Saul is caught in the same mess, but the men of his army threaten to revolt if Saul does put Jonathan to death. So Saul is relieved of the pressure to live up to the oath – another example of Saul not heeding the word of God, that you don’t do stuff like killing someone for not obeying a stupid command they didn’t even hear. It is another example of Saul not really being up for the job of king.

You might wonder why God wouldn’t have made a better choice of who was going to be king. He is, after all, God, who knows everything about us. But you must also remember – and this story of Samuel, Saul, and David is a great example of it – that, with the exception of Jesus, God always chooses to work with people who are flawed. He provides the power and the opportunity for them to make choices, but then, to a certain extent, he leaves the rest to them. The choices they make define their character. Could God constantly intervene and direct them? Sure. But he chooses not to and allows the people involved to define their own characters.

15:1-34

Another situation is laid before Saul. Samuel brings him specific instructions about the next battle they are to fight against the Amalekites. He is told to raise an army and go kill everything they find. The reason for doing this is probably multi-dimensional.

First of all, it is meant to be a means of terror for those they will face in the future. Genghis Kahn did the same thing. You start destroying everything in your path, and pretty soon the word gets around and the next people in your path realize they have a decision to make. If they resist and lose, they lose everything. If they capitulate, they will lose a lot, but not everything, and they will still be alive.

Secondly, God does not want the people of Israel to be looking at war as a means of gaining wealth. He wants them to fight only when necessary, not to go out to conquer another people just for the plunder.

Thirdly, it is a situation that God is setting up to see how well they obey orders. They are specifically told to kill everything, and everybody. This goes against all reason, but that is what they are told to do. The question is, Will they do it?

Of course not. This is another one of those “good-bad examples” that define the
character of the both Saul and Israel. They win a big victory and immediately forget what God told them to do. The wealth of the Amalekites is vast, and they allow their reason/greed to get the best of them. Saul, too, falls prey to this.

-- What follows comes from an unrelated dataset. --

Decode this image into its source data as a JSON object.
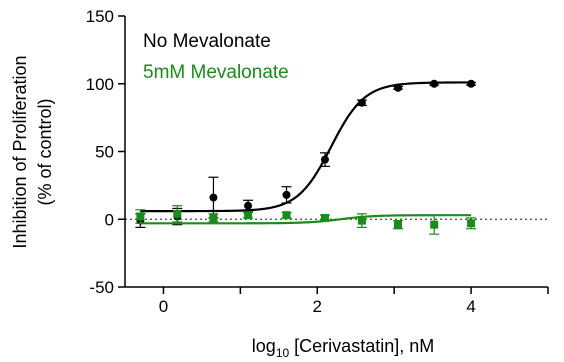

The expression “it’s lonely at the top” comes into play here. Saul finds in Agag a kindred spirit. Here’s a guy he can talk to about “kinging,” a fellow who will understand the pressures of his job and be able to commiserate with him.

But Samuel is not pleased. He arrives and sees all the plunder. He notes that they have tried to “buy off” God with a few sacrifices so they can keep the rest. But Samuel is adamant that they have abandoned the commands of God and that there is going to be consequences for their actions. As he turns to leave, Saul realizes how much he has messed up and tries to get Samuel to stay. In doing so, he tears Samuel’s robe, a real violation of the separation of powers, because now he has seen fit to lay hands on the prophet. Samuel returns with Saul but seizes a sword and kills Agag as a sign that the commands of God are not to be trifled with.

The rift between Samuel and Saul is now permanent, and God tells Samuel that they better go to “Plan B.”